La Corte di Cassazione, sezione lavoro, con la sentenza n. 26951 depositata il 2 dicembre 2013 intervenendo in materia di rinnovo dei contratti a tempo determinato ha statuito, riformando il precedente orientamento espresso nelle due precedenti sentenze 392/2012 e 10127/2012, il diritto al risarcimento del danno per illegittimità e abuso dei contratti a termine per i precari ai sensi dell’art.36 del dlgs 165/2001.
La vicenda ha riguardato una dipendente di una USL a cui il datore di lavoro pubblico aveva stipulando in successione quattro contratti a termine in violazione della legge 230/62, art. 2, comma 2, applicabile ratione temporis. Il Tribunale adito dal ricorrente rigettava la domanda del ricorrente. Il dipendente impugnava la pronuncia del giudice di prime cure inanzi alla Corte di Appello che in riforma della pronuncia di rigetto di primo grado, ha dichiarato l’illegittimità dei contratti a tempo determinato stipulati condannando il datore di lavoro, a titolo risarcitorio, al pagamento a favore della predetta dipendente di dieci mensilità di retribuzione, con gli accessori di legge.
La USL per la cassazione della sentenza di secondo grado proponeva ricorso, basato su quattro motivi di censura, alla Corte Suprema.
Gli Ermellini rigettano il ricorso. I giudici di legittimità hanno affermato, tra l’altro, l’esclusione in caso di violazione di dette norme la conversione in contratto a tempo indeterminato in base alla disciplina di cui all’art. 36 d. lgs. n. 165 del 2001 (analoga a quella di cui all’art. 36, comma 8, d. lgs. n. 80/98), ha affermato che tale disposizione introduce un proprio e specifico regime sanzionatorio con una accentuata responsabilizzazione del dirigente pubblico e il riconoscimento del diritto al risarcimento dei danni subiti dal lavoratore e, pertanto è speciale ed alternativa rispetto alla disciplina di cui all’art. 5 del d.lgs. n. 368 del 2001, ma pur sempre adeguata alla direttiva 1999/70/CE, in quanto idonea a prevenire e sanzionare l’utilizzo abusivo dei contratti a termine da parte della pubblica amministrazione (cfr. Cass. 13 gennaio 2012 n. 392; Cass. 15 giugno 2010 n. 14350).
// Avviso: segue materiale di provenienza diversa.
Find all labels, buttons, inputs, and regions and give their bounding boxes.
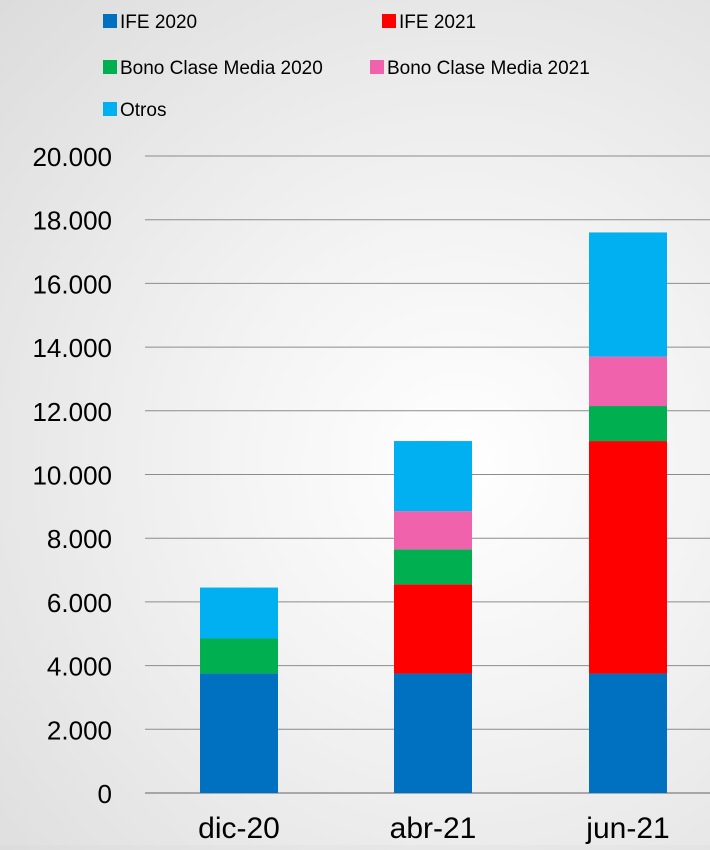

La sentenza in commento sembra anticipare di qualche mese la sentenza della Corte di Giustizia europea sul medesimo tema. La Cassazione sembrerebbe accogliere indirettamente le osservazioni della Commissione europea nella Causa “Papalia” iscritta al numero C-50/13 pendente presso la Corte di Giustizia, giusto rinvio pregiudiziale del Tribunale di Aosta del 3/1/2013.
La sentenza della Corte di Cassazione in oggetto viene emessa a pochi giorni dalla conclusione della procedura di infrazione aperta dalla Commissione europea nei confronti dell’Italia per utilizzo abusivo del personale precario, inizialmente intrapresa solo per il personale non docente della scuola, poi nel 2012 estesa anche al personale docente e il 26 agosto 2013, in seguito a numerosissime denunce, estesa a tutto il pubblico impiego.
Dopo la clamorosa sentenza della Corte di legittimità ora toccherà ai giudici di merito conformarsi e applicare correttamente la clausola 5 della DIRETTIVA 1999/70/CE DEL CONSIGLIO del 28 giugno 1999 relativa all’accordo quadro CES, UNICE e CEEP sul lavoro a tempo determinato.